Vom 10. März 2024 bis 15. September 2024
20.000 Kilometer unter dem Roten Kreuz
Er war Chirurg, sie OP-Schwester. Das Ehepaar Dr. Walter und Elisabeth von Oettingen fuhr mit Lazarettzügen des Roten Kreuzes zu Beginn des 20. Jahrhunderts an die Kriegsfronten und dokumentierte mit der Kamera ihre Reisen in einem Hospital auf Schienen. So entstanden, zuerst vor der Kulisse des heute fast völlig vergessenen Russisch-Japanischen Krieges 1904/05, ungewöhnliche Fotos, die neben der medizinischen Arbeit, die Landschaft und die Menschen in einem fernen und fremden Land zeigen.
Die Fahrt der baltendeutschen Sanitätstruppe mit der Transsibirischen Eisenbahn, Alltagsszenen aus Sibirien und der Mandschurei, der Aufbau des Feldlazarettes, Transport und Behandlung von Verwundeten werden in Aufnahmen von bemerkenswerter technischer Qualität festgehalten.

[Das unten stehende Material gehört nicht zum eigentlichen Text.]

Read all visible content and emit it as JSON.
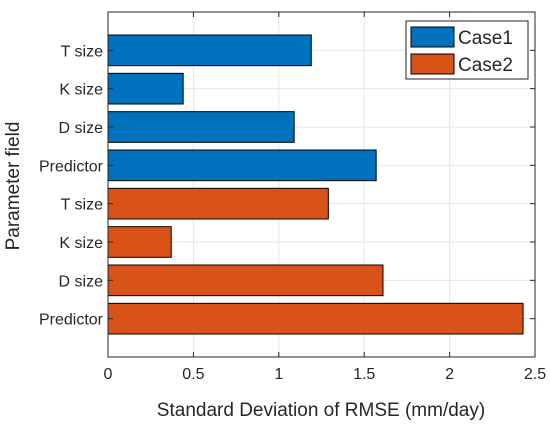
{
  "chart_data": {
    "type": "bar",
    "orientation": "horizontal",
    "categories": [
      "T size",
      "K size",
      "D size",
      "Predictor",
      "T size",
      "K size",
      "D size",
      "Predictor"
    ],
    "values": [
      1.19,
      0.44,
      1.09,
      1.57,
      1.29,
      0.37,
      1.61,
      2.43
    ],
    "bar_series": [
      "Case1",
      "Case1",
      "Case1",
      "Case1",
      "Case2",
      "Case2",
      "Case2",
      "Case2"
    ],
    "series": [
      {
        "name": "Case1",
        "color": "#0072BD"
      },
      {
        "name": "Case2",
        "color": "#D95319"
      }
    ],
    "xlabel": "Standard Deviation of RMSE (mm/day)",
    "ylabel": "Parameter field",
    "xlim": [
      0,
      2.5
    ],
    "xticks": [
      "0",
      "0.5",
      "1",
      "1.5",
      "2",
      "2.5"
    ],
    "grid": true,
    "legend_position": "top-right"
  }
}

Bereits 1905 veröffentlichte Elisabeth von Oettingen ihre abenteuerlichen Erlebnisse in dem Buch „Unter dem Roten Kreuz im Russisch- Japanischen Kriege“. Dieser fesselnde Bericht beschreibt nicht ohne Hintersinn ein spannendes Kapitel der Medizingeschichte. In der Folge zeigten Elisabeth und Walter von Oettingen ihre Fotoplatten aus dem Russisch- Japanischen Krieg auch in zahlreichen Lichtbildvorträgen, um Spenden für das Rote Kreuz zu sammeln. Als der Erste Weltkrieg ausbrach, machten sich die von Oettingens erneut im Lazarettzug „Kronprinzessin Cecilie“ auf die Reise an die Fronten eines Konfliktes, der zum Trauma des beginnenden 20. Jahrhunderts werden sollte.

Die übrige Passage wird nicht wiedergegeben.